Polarizing elements, the "grid" referred to in the B+W quote, are extremely fragile. Simply touching them will destroy them. They must be laminated with something durable to protect them. There are two methods used for photographic polarizers. One is to laminate the polarizing film between two uncoated sheets of glass and then polish to two outside surfaces flat and parallel. This leaves an uncoated filter, but it results in little optical problems otherwise. The other method is to coat, or mult-coat, one surface of each glass wafer before laminating the film between them. This results in a coated filter but keeping the two outside surfaces perfectly plano-parallel is rather difficult. Any error destroys image quality. The nature of both how coatings are applied and the polarizing film generally makes coating after laminating impossible.

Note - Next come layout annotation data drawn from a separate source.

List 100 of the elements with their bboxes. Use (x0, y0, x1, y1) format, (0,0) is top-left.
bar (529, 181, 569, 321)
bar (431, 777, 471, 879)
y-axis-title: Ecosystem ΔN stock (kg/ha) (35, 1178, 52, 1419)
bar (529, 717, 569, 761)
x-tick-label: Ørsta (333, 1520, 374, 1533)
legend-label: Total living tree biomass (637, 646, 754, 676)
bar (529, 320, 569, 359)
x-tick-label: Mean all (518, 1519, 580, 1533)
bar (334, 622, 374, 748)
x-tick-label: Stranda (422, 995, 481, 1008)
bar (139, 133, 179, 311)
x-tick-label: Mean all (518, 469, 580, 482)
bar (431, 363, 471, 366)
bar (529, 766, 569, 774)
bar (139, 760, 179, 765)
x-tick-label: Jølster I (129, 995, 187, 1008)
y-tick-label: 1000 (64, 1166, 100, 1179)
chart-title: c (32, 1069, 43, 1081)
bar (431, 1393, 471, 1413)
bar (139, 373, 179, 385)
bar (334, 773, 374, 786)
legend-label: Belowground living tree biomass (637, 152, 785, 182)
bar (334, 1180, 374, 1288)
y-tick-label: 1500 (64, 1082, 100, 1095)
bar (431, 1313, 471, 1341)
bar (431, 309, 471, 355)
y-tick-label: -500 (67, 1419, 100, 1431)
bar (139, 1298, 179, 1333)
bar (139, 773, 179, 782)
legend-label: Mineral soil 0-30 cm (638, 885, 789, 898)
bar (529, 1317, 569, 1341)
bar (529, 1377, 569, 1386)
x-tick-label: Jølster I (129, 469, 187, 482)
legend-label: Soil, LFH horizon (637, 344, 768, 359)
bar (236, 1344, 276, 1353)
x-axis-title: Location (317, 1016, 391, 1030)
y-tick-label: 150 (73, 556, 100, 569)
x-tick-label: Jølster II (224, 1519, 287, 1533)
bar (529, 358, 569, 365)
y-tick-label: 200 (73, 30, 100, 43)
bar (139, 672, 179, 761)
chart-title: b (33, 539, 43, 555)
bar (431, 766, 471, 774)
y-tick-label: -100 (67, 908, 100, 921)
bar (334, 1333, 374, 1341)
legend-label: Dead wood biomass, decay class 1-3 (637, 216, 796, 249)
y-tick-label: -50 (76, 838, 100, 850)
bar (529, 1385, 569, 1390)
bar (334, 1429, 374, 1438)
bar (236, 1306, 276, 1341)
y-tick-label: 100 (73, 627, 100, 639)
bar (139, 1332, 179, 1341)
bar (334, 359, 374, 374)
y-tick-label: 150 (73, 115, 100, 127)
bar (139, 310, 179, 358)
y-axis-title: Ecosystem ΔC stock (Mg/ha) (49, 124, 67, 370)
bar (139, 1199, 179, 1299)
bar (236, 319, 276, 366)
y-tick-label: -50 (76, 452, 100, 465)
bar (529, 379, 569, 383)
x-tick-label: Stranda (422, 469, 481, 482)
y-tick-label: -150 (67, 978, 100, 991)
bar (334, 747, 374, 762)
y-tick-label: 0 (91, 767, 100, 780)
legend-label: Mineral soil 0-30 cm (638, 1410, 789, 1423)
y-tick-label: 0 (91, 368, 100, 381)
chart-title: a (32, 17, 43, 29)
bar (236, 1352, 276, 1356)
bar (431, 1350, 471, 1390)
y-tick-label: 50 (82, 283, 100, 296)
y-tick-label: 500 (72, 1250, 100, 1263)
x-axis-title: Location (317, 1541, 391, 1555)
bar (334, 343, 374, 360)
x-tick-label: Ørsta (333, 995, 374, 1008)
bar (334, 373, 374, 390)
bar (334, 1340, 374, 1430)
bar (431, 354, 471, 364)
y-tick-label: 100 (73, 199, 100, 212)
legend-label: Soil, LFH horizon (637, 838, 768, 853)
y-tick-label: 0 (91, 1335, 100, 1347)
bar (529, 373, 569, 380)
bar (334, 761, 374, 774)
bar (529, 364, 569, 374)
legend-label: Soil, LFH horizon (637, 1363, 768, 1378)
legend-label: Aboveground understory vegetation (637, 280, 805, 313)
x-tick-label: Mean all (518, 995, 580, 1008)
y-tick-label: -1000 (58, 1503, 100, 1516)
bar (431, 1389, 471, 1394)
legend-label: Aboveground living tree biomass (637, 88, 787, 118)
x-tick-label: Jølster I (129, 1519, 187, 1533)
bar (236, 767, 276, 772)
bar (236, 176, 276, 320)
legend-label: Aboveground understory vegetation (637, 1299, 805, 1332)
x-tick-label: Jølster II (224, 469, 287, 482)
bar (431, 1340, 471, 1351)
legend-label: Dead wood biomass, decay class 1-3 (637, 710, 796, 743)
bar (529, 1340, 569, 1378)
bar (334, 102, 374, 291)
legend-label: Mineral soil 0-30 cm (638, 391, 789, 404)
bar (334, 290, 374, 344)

Circular polarizers differ in that they have a second element behind the polarizing element for a total of 4 components. This is the "circular polarizer". It acts to de-polarize the light passing through it. The result of the completed sandwich is that the first element, the so-called linear polarizer, selects the desired portion of the light and the second element, the circular polarizer, scrambles the orientation of the light so that it doesn't create problems for the AF, metering, and viewing sysystems in the camera.

The lamination necessary is a large part of why polarizers are more expensive than simple filters made from dyed glass. Additionally, the circular polarizing element is rather difficult to make if you want it to be perfectly neutral in color. You will find that, in general, the more expensive filters are the mos neutral. Inexpensive circular polarizers very often have a distinct color tint, often yellow/amber. A third issues is sealing the outer rim of the sandwich. The cheaper filters are generally unsealed and have raw glass edges which reflect light internally (this is also true of inexpensive simple filters). The better filters have some form of edge sealing. B+W has a special sealing technique used in the Kasseman versions which is supposed to be better than other methods.

The quality of any filter, but especially a polarizer, is as important as, or possibly more important than, the quality of the lens used. All filters always degrade the image quality, period. The differences are only in the degree of the loss.


----------



## Plato (Sep 15, 2009)

Dwig said:


> Plato said:
> 
> 
> > ...
> ...



Minor problem with the screw threads!   



Dwig said:


> The quality of any filter, but especially a polarizer, is as important as, or possibly more important than, the quality of the lens used. All filters always degrade the image quality, period. The differences are only in the degree of the loss.



I have made that very same point many times.   :thumbup:


----------